The management team at Ciena is headed by CEO Gary Smith, CFO Jim Moylan, and CTO Steve Alexander. Scott McFeely is SVP Global Products & Services, and Jason Phipps is SVP Global Sales & Marketing.
Ciena’s push into adjacencies including webscale, cable MSO, and data center & large enterprise entail risks. If Ciena is unable to generate sufficient scale in these niches, costs could overwhelm profit potential, dragging down total company margins. Ciena, in our view, has demonstrated impressive execution in adjacent markets, and these now represent opportunities to grow revenue, leverage scale, and accelerate margin expansion.

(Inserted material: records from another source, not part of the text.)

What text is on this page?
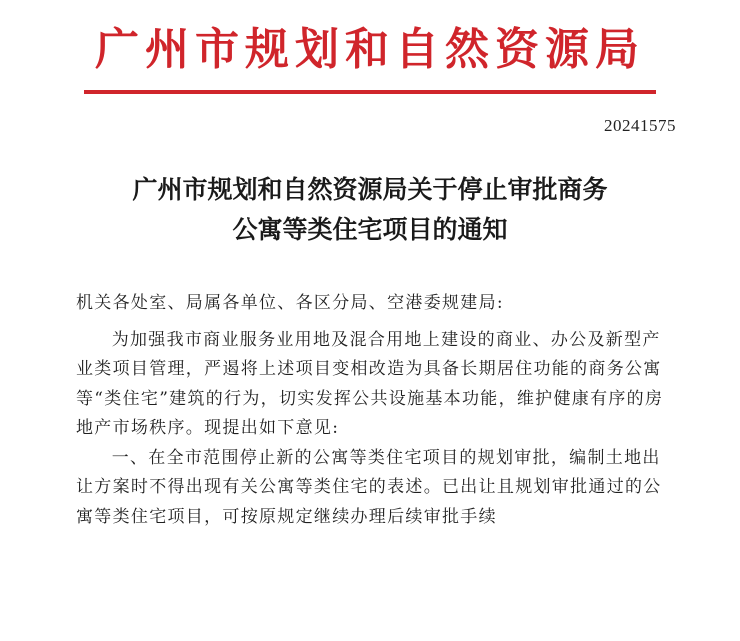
广州市规划和自然资源局
20241575
广州市规划和自然资源局关于停止审批商务
公寓等类住宅项目的通知

机关各处室、局属各单位、各区分局、空港委规建局:

为加强我市商业服务业用地及混合用地上建设的商业、办公及新型产业类项目管理，严遏将上述项目变相改造为具备长期居住功能的商务公寓等“类住宅”建筑的行为，切实发挥公共设施基本功能，维护健康有序的房地产市场秩序。现提出如下意见:

一、在全市范围停止新的公寓等类住宅项目的规划审批，编制土地出让方案时不得出现有关公寓等类住宅的表述。已出让且规划审批通过的公寓等类住宅项目，可按原规定继续办理后续审批手续
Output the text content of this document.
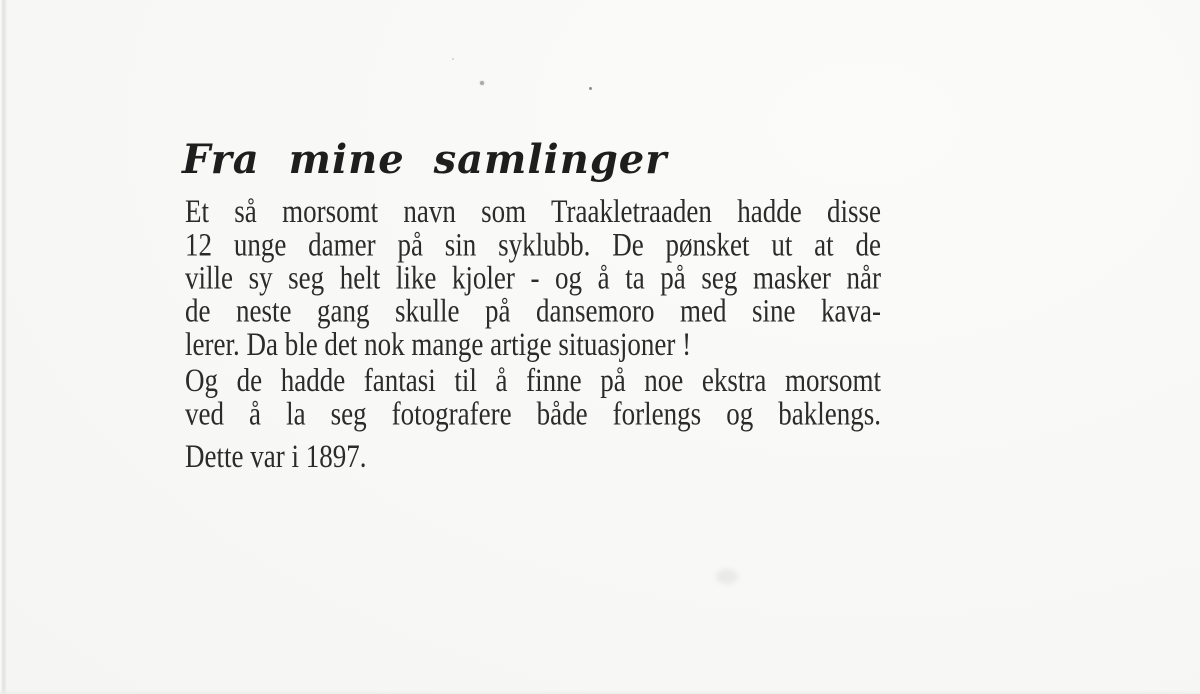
Fra mine samlinger
Et så morsomt navn som Traakletraaden hadde disse
12 unge damer på sin syklubb. De pønsket ut at de
ville sy seg helt like kjoler - og å ta på seg masker når
de neste gang skulle på dansemoro med sine kava-
lerer. Da ble det nok mange artige situasjoner !
Og de hadde fantasi til å finne på noe ekstra morsomt
ved å la seg fotografere både forlengs og baklengs.
Dette var i 1897.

Other risks include a narrow customer focus, reliance on tier-one North American carriers, and an extended period of constrained capital spending at carriers. A further risk stems from the company’s four-pronged development effort, which will cause prolonged non-GAAP losses unless revenues rise meaningfully. These risks are offset by Ciena’s strong technology position, high-quality customer relationships, global market diversity, and expanding customer base both regionally and beyond the carrier space
COMPANY DESCRIPTION


Ciena participates in optical transport and switching, converged optical Ethernet solutions, carrier Ethernet, and global services for its customers. The addition of Nortel MEN in March 2010 more than doubled the revenue base.
VALUATION


CIEN shares appear attractive based on revenue growth and longer-term margin expansion potential.
On December 10, BUY-rated CIEN closed at $46.10, down $1.08.